Chicago Tribune Editorial - Cashing in on the calendar
Copyright © 2006, Chicago Tribune
Published August 26, 2006
More than 80 companies have come under scrutiny in federal investigations of possible stock option fraud, and you can't help but wonder if we're on the verge of Enron/WorldCom/Tyco revisited.
So far, news of the investigations hasn't roiled the markets the way a spate of corporate scandals did a few years ago. But this does have the potential to shake the confidence of investors.
An option is the right to buy a share of a company's stock in the future at the price of the share on the day the option is granted. So, if 1,000 options are valued at $25 a share, and the stock goes up to $35, the holder can buy and sell and make a quick $10,000 profit. (Or buy and hold the shares.)
The practice under scrutiny is called "backdating." The option might have been issued on a day when the stock was worth $25. But if the option is later changed so it's pegged to a date when the stock sold for, say, $20, the holder can make a larger profit.
Backdating may be legal if a company's board of directors approves it and investors are alerted that it's being done. But it's illegal if it's done in secret. That practice doesn't allow investors to accurately judge the potential cost of a company's option grants.
The Securities and Exchange Commission is investigating this practice, as are federal prosecutors in San Francisco. Some companies have been forced to restate their earnings or delay issuing quarterly results. Apple Computer this month said it will have to restate earnings going back years. The company said its financial statements could "no longer be relied on" because of "irregularities" in its handling of option grants.
Two former executives of Brocade Communications Systems have been indicted by a federal grand jury on conspiracy and securities fraud charges. The former CEO of Comverse Technology is believed to have fled the U.S. after federal prosecutors charged him and two other Comverse executives with securities, mail and wire fraud related to backdating stock options.
Other firms have publicly revealed that they are part of the ongoing investigations.
Stock options have been particularly popular in the high-tech field because they provide a way for some start-up companies to reward executives with the prospect of future riches in lieu of big paychecks. So it comes as no surprise that many of the 80 companies under investigation in the backdating scandal are high-tech companies.
But the practice may be far more common. More than 2,000 U.S. firms have engaged in the practice, according to an analysis by two professors, the University of Iowa's Erik Lie and Indiana University's Randall Heron. They examined nearly 40,000 stock option grants to executives at more than 7,700 companies between 1996 and 2005. Their analysis revealed that 29 percent of the companies manipulated at least some option grants. The practice fell off four years ago after the SEC required companies to report option grants within two days, but it didn't disappear. Some companies apparently ignored the new rules.
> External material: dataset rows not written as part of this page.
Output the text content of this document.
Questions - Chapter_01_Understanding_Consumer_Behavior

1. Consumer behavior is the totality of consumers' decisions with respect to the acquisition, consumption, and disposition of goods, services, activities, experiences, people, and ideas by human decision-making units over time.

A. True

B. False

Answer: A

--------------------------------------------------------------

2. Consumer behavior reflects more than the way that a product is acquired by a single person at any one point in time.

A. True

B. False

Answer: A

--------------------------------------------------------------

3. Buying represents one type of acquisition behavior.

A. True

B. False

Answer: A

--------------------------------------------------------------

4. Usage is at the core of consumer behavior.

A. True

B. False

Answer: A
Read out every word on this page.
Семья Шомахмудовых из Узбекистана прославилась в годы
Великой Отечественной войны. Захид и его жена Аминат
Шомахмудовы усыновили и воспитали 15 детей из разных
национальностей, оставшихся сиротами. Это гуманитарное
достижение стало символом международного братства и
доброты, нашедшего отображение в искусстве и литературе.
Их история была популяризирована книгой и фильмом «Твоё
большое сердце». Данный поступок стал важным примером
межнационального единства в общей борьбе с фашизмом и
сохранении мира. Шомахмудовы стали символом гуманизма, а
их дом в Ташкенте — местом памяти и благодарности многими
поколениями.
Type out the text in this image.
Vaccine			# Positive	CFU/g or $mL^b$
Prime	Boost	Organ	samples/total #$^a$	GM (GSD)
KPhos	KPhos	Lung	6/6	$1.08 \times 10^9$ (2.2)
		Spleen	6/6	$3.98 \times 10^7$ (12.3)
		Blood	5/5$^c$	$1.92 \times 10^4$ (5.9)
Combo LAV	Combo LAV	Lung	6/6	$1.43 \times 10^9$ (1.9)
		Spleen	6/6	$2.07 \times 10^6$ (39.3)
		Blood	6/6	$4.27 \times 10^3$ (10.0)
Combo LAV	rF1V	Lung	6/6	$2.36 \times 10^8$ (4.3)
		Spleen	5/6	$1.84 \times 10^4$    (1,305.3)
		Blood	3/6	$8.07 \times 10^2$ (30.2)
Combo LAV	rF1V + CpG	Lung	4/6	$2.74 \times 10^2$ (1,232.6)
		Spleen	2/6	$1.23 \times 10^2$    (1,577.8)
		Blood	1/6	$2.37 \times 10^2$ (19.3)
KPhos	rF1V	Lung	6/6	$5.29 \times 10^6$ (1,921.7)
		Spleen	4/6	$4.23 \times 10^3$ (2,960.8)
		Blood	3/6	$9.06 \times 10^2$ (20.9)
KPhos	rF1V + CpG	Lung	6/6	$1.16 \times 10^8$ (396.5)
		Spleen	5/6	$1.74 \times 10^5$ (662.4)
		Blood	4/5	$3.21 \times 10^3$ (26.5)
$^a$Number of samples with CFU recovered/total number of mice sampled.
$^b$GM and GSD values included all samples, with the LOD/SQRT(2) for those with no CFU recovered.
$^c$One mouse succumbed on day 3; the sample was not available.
"Backdating goes to the heart of investor confidence," SEC Chairman Christopher Cox said last month. The SEC is writing new rules that will require companies to spell out when, how and why they backdate options. More information for investors is good. Armed with that, they can make up their own minds about a company. As for executives thinking they can get away with illegal backdating, the best deterrent is likely to be the one that has been so effective with other corporate scandals: arrest and conviction.